The Navy owns two-thirds of Vieques and calls it the Atlantic Fleet's most important training ground. Opposition to the Navy's presence boiled over in April 1999 when a Marine Corps jet dropped two bombs off target, killing a civilian security guard and injuring four other persons.

Media money

The real winners in the presidential primary campaigns were the media consultants.

"Each of the media firms that worked on television commercials for the presidential candidates made more than $500,000," reports Jeff Leeds in the Los Angeles Times.

One of the big winners was the Gore campaign's media consortium, Century Media Group, which netted $558,564, according to Mr. Leeds' calculations. The Bush campaign, meanwhile, has paid an estimated $537,000 to National Media and nearly $900,000 to Maverick Media.

Even the losing candidates' consultants win big, Mr. Leeds reported, with the McCain campaign paying an estimated $630,000 to the firm of Stevens Reed Curcio & Co., while the Bradley campaign paid "about $500,000" to MacWilliams Cosgrove Smith Robinson and another $742,397 to Kaplan Thaler Group.

Plastic president?

Next month, Barbie will launch her campaign for the White House.

The White House Project, a feminist group that promotes female candidates, said it has teamed up with Mattel Inc. to market a "Barbie for President" doll, which will hit stores May 1, Reuters reports.

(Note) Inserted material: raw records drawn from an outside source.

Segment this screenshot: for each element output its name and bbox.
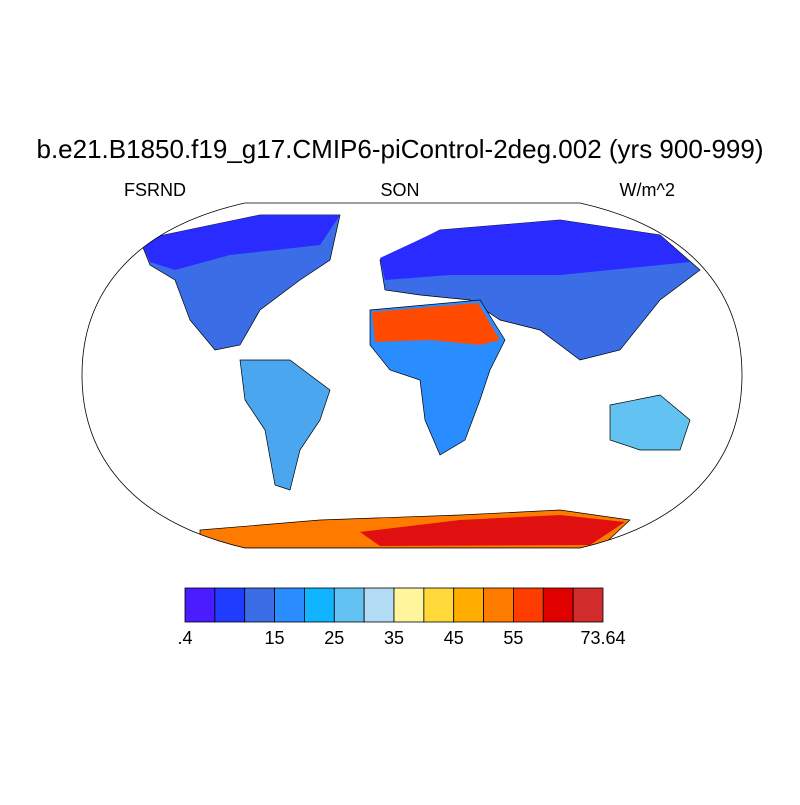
colorbar-box <box>453 587 484 623</box>
colorbar-box <box>542 587 574 623</box>
north-america-arctic <box>140 215 340 270</box>
colorbar-tick-label: 35 <box>384 628 404 648</box>
colorbar-box <box>363 587 395 623</box>
australia <box>609 394 691 451</box>
center-label: SON <box>380 180 419 200</box>
eurasia-north <box>380 220 690 280</box>
colorbar-box <box>214 587 246 623</box>
colorbar-box <box>333 587 365 623</box>
colorbar-box <box>513 587 544 623</box>
title: b.e21.B1850.f19_g17.CMIP6-piControl-2deg… <box>36 134 763 164</box>
colorbar-box <box>572 587 604 623</box>
colorbar-box <box>423 587 455 623</box>
south-america <box>239 359 331 491</box>
left-label: FSRND <box>124 180 186 200</box>
map <box>81 202 743 549</box>
colorbar-box <box>393 587 425 623</box>
sahara <box>372 303 500 345</box>
colorbar-tick-label: 45 <box>444 628 464 648</box>
colorbar: .4 15 25 35 45 55 73.64 <box>177 587 626 648</box>
colorbar-box <box>274 587 305 623</box>
colorbar-tick-label: .4 <box>177 628 192 648</box>
antarctica-interior <box>360 515 625 546</box>
colorbar-box <box>304 587 335 623</box>
colorbar-tick-label: 25 <box>324 628 344 648</box>
colorbar-box <box>244 587 275 623</box>
colorbar-tick-label: 73.64 <box>580 628 625 648</box>
colorbar-box <box>184 587 216 623</box>
map-outline <box>81 202 743 549</box>
colorbar-box <box>483 587 514 623</box>
colorbar-tick-label: 15 <box>265 628 285 648</box>
right-label: W/m^2 <box>620 180 675 200</box>
colorbar-tick-label: 55 <box>503 628 523 648</box>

Among her 75 careers over the past four decades, Barbie has worked as a doctor, designer, soccer champ, diplomat and astronaut. Marie Wilson, president of the White House Project, said Monday a President Barbie was a natural next step.

"Girls nationwide own an average of eight Barbies. Since Barbie is such a large part of girls' lives, we want to be there with a message that encourages them to be tomorrow's leaders," Ms. Wilson said in a statement.

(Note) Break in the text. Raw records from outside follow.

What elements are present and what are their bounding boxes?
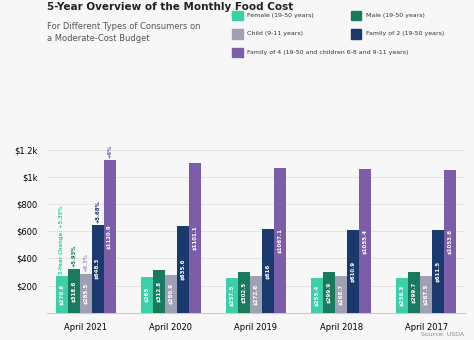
Text: $302.5: $302.5 — [242, 282, 246, 303]
Text: For Different Types of Consumers on
a Moderate-Cost Budget: For Different Types of Consumers on a Mo… — [47, 22, 201, 43]
Text: $318.6: $318.6 — [71, 280, 76, 302]
Text: $610.9: $610.9 — [350, 261, 356, 282]
Bar — [104, 160, 116, 313]
Text: +6.3%: +6.3% — [83, 253, 88, 272]
Bar — [91, 225, 104, 313]
Bar — [262, 229, 274, 313]
Bar — [396, 278, 408, 313]
Text: Family of 2 (19-50 years): Family of 2 (19-50 years) — [366, 32, 444, 36]
Text: $1101.1: $1101.1 — [192, 226, 197, 250]
Text: $648.3: $648.3 — [95, 258, 100, 279]
Text: +5.68%: +5.68% — [95, 200, 100, 223]
Bar — [153, 270, 165, 313]
Text: +6%: +6% — [107, 145, 112, 158]
Text: $1055.4: $1055.4 — [363, 228, 367, 254]
Bar — [323, 272, 335, 313]
Text: $1067.1: $1067.1 — [277, 228, 283, 253]
Text: $257.5: $257.5 — [229, 285, 235, 306]
Text: $267.5: $267.5 — [424, 284, 428, 305]
Text: $285.5: $285.5 — [83, 283, 88, 304]
Text: $268.7: $268.7 — [338, 284, 344, 305]
Text: 5-Year Change: +5.35%: 5-Year Change: +5.35% — [59, 205, 64, 274]
Text: $635.6: $635.6 — [180, 259, 185, 280]
Bar — [238, 272, 250, 313]
Text: $611.5: $611.5 — [436, 261, 441, 282]
Text: $270.8: $270.8 — [59, 284, 64, 305]
Bar — [68, 270, 80, 313]
Text: $312.8: $312.8 — [156, 281, 162, 302]
Bar — [359, 169, 371, 313]
Text: +5.93%: +5.93% — [71, 245, 76, 268]
Text: $299.9: $299.9 — [327, 282, 332, 303]
Bar — [80, 274, 91, 313]
Bar — [408, 272, 420, 313]
Bar — [274, 168, 286, 313]
Bar — [250, 276, 262, 313]
Bar — [177, 226, 189, 313]
Bar — [432, 230, 444, 313]
Bar — [141, 277, 153, 313]
Text: Child (9-11 years): Child (9-11 years) — [247, 32, 303, 36]
Bar — [165, 275, 177, 313]
Text: $272.6: $272.6 — [254, 284, 258, 305]
Text: $1120.9: $1120.9 — [107, 224, 112, 249]
Bar — [226, 278, 238, 313]
Bar — [335, 276, 347, 313]
Bar — [444, 170, 456, 313]
Text: $265: $265 — [145, 287, 149, 302]
Bar — [311, 278, 323, 313]
Text: $616: $616 — [265, 263, 270, 278]
Text: $1053.6: $1053.6 — [447, 229, 453, 254]
Text: Male (19-50 years): Male (19-50 years) — [366, 13, 425, 18]
Text: Family of 4 (19-50 and children 6-8 and 9-11 years): Family of 4 (19-50 and children 6-8 and … — [247, 50, 409, 55]
Text: Source: USDA: Source: USDA — [421, 332, 465, 337]
Text: $255.4: $255.4 — [315, 285, 320, 306]
Text: $299.7: $299.7 — [412, 282, 417, 303]
Bar — [420, 276, 432, 313]
Bar — [56, 276, 68, 313]
Text: $280.9: $280.9 — [168, 283, 173, 304]
Text: 5-Year Overview of the Monthly Food Cost: 5-Year Overview of the Monthly Food Cost — [47, 2, 294, 12]
Bar — [347, 230, 359, 313]
Bar — [189, 163, 201, 313]
Text: Female (19-50 years): Female (19-50 years) — [247, 13, 314, 18]
Text: $256.3: $256.3 — [400, 285, 405, 306]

Ms. Wilson also heads the Ms. Foundation for Women and initiated the feminist "Take Our Daughters to Work Day" project. She suggested that Mattel turn Barbie's big pink dream house into the White House.

Each "Barbie for President" doll will be sold with a copy of the White House Project's Girls' Action Agenda, which urges girls to pursue leadership roles in their schools, communities and homes.